I told her about the time our Dad crashed his crop-dusting plane and broke his back and his nose, about how scared we were when the neighbors came to tell us, about how he was in a plaster cast from his neck to his hips when he finally came home from the hospital, but even so, he took the winter to build a brick fireplace and bookshelves in our living room. [We didn’t find out for another 40 years that our mom had illegally been in that plane with him. She had broken her tailbone but couldn’t go to the hospital or tell anyone for fear that he would lose his pilot’s license. 60 years later I feel that was either true love or kinda crazy.]
I told her about the cold November day in 1963 when John F. Kennedy was assassinated, that I was in Mrs. Lundstrom’s 4th-grade class, what the classroom looked like, who was sitting behind me, the look on our teacher’s face when the news came over the scratchy intercom, and how quiet everyone was as we walked out to the buses. Our mom was sitting at the kitchen table with red puffy eyes when we got home that day.
I told her about the day the baby of the family came home from the hospital, a little towhead named Solveig, about how she was born with a raspberry birthmark on the tip of her nose. We figured she got it when our mother, just a few days before her due date, opened the porch screen door on a hot windy day in May and holding tight to the door latch, was thrown by a gust of wind off the steps, across the sidewalk, and way out into the yard, landing flat on her back. Just a few days later she gave birth to a healthy baby girl! With a red spot on her nose.

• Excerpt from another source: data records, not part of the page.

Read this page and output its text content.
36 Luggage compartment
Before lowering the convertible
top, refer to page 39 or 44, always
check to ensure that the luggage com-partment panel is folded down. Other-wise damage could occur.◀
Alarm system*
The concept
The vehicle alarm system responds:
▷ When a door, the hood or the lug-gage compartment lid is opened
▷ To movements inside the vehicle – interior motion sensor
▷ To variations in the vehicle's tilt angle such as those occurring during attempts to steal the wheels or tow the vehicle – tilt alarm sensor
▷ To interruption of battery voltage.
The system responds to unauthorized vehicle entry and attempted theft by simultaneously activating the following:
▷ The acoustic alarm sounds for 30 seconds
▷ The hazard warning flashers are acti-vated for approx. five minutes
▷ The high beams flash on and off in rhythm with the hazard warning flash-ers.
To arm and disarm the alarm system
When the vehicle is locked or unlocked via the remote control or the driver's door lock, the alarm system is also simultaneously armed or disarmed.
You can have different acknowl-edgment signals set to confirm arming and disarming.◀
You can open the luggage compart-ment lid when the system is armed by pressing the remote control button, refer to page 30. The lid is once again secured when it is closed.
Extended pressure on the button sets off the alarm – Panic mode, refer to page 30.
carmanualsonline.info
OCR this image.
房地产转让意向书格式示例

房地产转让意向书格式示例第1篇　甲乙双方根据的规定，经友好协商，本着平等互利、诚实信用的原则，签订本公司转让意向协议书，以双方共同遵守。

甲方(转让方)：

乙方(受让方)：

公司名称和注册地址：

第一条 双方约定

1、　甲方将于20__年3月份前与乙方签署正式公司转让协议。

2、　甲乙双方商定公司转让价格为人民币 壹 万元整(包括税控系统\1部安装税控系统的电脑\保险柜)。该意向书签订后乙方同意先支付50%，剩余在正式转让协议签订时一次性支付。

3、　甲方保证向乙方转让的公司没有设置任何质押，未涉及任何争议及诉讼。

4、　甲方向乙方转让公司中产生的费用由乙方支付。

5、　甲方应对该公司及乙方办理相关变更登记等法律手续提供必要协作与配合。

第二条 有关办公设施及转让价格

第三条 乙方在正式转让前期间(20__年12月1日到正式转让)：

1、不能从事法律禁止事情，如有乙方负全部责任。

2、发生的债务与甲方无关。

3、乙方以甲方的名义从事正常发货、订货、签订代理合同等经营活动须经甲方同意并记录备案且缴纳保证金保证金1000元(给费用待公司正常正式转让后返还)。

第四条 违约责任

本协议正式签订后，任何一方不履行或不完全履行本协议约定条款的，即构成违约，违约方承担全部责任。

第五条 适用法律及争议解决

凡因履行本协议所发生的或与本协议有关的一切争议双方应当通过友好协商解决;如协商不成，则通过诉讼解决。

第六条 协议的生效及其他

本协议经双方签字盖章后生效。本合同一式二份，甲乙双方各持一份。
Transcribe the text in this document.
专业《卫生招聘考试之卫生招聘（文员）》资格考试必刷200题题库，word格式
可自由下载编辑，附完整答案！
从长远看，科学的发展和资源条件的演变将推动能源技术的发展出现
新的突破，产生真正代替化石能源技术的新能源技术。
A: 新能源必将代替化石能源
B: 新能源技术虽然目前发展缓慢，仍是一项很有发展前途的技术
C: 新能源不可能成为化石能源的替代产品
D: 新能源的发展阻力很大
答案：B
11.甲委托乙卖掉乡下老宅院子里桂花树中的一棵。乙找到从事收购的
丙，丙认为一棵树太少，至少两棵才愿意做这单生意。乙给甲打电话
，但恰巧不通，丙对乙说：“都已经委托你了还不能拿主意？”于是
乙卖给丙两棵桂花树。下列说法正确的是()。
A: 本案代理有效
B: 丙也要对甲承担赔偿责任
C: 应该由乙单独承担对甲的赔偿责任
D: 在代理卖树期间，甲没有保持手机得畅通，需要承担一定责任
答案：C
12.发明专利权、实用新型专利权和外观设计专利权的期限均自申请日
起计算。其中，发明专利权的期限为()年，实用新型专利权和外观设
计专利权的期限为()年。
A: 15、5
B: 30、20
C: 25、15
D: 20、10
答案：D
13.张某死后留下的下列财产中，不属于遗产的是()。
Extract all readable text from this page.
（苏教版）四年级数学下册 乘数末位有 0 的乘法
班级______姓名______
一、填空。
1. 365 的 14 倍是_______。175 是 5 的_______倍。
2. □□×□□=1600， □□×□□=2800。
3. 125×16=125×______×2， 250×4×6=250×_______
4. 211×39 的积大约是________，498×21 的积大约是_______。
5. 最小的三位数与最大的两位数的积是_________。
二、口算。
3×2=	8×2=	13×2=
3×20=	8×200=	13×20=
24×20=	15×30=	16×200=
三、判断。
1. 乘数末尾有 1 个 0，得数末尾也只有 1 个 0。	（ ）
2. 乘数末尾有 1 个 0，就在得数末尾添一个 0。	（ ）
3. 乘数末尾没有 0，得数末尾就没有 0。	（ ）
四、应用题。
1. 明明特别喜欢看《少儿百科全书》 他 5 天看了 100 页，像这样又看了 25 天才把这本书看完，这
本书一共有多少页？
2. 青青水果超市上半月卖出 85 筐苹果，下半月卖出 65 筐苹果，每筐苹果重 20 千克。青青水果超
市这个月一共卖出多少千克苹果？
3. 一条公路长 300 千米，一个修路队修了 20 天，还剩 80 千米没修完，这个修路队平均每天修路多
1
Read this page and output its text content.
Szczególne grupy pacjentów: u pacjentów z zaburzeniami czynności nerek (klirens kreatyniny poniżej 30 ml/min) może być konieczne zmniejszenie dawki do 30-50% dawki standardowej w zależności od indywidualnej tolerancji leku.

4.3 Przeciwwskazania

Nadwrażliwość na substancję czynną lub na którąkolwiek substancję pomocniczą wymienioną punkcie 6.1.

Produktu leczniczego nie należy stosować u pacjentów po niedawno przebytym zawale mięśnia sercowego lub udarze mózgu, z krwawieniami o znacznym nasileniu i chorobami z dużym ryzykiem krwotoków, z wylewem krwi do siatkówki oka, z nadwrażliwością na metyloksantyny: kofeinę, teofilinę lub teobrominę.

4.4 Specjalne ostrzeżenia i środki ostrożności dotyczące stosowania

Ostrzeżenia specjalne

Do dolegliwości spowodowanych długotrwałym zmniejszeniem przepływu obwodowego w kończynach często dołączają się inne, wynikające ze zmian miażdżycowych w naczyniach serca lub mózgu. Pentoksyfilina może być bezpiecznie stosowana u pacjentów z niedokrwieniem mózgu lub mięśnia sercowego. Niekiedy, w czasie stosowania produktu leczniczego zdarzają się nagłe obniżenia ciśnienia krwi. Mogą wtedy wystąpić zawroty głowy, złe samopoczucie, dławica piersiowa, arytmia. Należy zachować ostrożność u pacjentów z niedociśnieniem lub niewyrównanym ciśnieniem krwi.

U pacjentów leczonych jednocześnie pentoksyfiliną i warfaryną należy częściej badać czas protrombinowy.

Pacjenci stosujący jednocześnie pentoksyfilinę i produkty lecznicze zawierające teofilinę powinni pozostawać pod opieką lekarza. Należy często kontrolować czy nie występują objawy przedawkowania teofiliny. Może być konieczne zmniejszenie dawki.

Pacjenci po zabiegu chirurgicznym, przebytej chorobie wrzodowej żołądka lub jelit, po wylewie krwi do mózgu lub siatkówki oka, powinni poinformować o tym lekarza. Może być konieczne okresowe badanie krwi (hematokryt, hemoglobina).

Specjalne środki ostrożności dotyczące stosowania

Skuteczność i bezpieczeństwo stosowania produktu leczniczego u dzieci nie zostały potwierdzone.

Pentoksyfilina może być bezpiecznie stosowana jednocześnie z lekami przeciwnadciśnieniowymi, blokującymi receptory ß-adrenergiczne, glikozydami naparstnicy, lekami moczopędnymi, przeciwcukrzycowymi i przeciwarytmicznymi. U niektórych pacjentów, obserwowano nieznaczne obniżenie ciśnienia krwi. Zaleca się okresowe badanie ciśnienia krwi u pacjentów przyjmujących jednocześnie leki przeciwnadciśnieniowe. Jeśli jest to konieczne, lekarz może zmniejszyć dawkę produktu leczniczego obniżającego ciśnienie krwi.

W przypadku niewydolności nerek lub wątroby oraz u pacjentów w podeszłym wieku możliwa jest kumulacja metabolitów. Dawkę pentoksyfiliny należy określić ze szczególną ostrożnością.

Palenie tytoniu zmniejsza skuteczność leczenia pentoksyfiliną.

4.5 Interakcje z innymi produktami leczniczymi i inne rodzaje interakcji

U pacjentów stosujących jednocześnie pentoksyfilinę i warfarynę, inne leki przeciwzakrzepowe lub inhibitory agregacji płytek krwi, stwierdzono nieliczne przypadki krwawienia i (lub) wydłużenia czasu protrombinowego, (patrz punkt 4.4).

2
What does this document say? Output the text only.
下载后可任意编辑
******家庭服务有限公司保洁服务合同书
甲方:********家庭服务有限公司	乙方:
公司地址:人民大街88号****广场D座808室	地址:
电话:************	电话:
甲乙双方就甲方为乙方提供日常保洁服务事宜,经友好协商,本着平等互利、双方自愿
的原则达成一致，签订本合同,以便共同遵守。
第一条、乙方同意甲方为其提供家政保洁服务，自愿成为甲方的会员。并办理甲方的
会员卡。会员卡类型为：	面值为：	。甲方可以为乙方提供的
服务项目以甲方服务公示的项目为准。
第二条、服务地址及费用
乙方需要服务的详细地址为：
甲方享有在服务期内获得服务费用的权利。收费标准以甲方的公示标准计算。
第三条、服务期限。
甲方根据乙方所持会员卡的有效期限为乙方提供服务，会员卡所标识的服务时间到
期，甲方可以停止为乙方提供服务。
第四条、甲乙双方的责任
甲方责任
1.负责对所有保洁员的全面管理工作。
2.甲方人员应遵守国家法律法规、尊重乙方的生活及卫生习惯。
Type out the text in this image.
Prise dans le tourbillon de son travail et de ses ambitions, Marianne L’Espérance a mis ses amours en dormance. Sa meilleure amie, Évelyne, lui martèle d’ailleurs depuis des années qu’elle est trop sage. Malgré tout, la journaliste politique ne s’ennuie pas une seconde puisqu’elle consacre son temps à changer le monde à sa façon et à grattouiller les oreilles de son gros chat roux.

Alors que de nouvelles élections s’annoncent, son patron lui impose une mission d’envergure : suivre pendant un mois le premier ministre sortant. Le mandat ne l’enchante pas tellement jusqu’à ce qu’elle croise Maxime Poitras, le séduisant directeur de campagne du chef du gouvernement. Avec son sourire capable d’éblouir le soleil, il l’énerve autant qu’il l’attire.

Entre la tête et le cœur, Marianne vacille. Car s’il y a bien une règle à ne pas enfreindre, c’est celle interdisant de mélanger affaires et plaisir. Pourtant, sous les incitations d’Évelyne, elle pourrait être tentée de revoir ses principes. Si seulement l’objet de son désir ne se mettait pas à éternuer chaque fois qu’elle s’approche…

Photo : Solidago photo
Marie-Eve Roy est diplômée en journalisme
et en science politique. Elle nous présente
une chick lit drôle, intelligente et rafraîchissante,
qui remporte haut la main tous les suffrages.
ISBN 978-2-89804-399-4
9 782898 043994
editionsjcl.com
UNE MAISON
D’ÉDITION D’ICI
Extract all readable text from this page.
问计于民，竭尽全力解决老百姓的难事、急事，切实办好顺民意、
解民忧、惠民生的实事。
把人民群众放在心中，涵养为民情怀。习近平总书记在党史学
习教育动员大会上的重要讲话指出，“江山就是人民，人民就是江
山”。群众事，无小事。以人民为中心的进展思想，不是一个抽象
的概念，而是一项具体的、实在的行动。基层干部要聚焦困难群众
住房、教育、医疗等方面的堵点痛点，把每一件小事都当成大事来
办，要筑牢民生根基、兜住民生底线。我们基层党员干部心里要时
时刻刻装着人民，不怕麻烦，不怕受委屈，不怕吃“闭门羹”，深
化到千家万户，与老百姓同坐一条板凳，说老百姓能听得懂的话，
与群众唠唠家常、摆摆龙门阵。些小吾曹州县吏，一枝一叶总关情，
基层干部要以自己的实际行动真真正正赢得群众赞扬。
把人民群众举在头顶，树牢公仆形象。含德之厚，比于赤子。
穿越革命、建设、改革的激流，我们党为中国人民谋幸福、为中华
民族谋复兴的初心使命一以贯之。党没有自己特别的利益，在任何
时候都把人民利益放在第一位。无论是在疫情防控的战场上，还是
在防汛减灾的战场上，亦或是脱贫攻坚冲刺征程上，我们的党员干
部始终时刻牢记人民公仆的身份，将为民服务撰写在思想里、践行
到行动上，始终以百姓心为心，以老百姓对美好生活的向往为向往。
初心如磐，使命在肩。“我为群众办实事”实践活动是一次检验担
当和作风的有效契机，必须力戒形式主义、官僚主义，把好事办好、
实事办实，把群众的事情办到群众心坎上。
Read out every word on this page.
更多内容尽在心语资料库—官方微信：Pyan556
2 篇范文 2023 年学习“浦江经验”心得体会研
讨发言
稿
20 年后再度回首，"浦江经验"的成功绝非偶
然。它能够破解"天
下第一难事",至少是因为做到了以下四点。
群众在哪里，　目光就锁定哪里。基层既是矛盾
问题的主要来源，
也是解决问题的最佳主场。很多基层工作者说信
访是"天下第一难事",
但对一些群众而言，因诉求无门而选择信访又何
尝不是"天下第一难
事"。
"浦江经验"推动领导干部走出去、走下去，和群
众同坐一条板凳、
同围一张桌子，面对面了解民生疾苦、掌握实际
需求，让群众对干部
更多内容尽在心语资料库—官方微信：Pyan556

I don’t think my little sister ever grew weary of hearing these old stories night after night. And I never got tired of retelling them.
I moved out when I was 20; she was 12. A quick 7 years. But those years loom large for both of us, shaping, in large part, our worldview and sense of security. George Bernard Shaw once said, “A happy family is but an earlier heaven.” I am so thankful for those happy memories and how they fortified us against the world.
It occurs to me now how significant formative years are. And how they are gone in a flash. As I write this, our oldest grandson is 8 years old and has moved 5 times so far. Will all that change make him strong against what comes his way? Or mistrustful, like he can’t count on a sturdy framework.
Countless children around this globe spend those quick formative years going to bed hungry, listening to their parents scream at one another, or fleeing unimaginable dangers in their home countries, or a blue million other hostile factors. Domestic violence calls are up 40% since this Coronavirus stay-at-home order went into effect this spring. Families already held together by a thread are being stretched too thin.
What kind of stories will those children tell about when they were little? Will their memories include PTSD symptoms as they describe visits to food pantries, going without school lunches, trying to soothe their mother’s anxious brow or their dad’s short fuse, or worried about getting Grandpa sick?
Or will they vaguely remember that one-time summer vacation was super long and everybody wanted to be on the computer at the same time, but they had plenty to eat and got to spend more time with Mommy and Daddy around the house all day and weren’t bothered with soccer practice and piano lessons?
Kids grow up regardless of what’s going on around them. Good. Bad. Nurturing. Destructive. They just keep growing and absorbing. They are 5, and then 12, in a flash they are 20 and moving out. As the great philosopher John Lennon once penned, “Life is what happens when you are busy making other plans.”
Raising kids is hard. Growing up is hard. Maybe our best strategy is to tell and retell the stories that mean something to us. Build a fortress. Spend the time and the breath to impart a little bit of our history to someone who might need to hear it. A little sister. A child. A grandchild. A friend. A small group co-member.
Mark Twain and William Shakespeare and Anne Lamott knew the power of storytelling. Jesus spent his entire 3-year ministry on this earth using stories to get his message across and 2,000 years later those stories are still connecting ideas with hearts across the globe.
Maybe I don’t need to change the world overnight. But I can start by telling you a story about when I was little.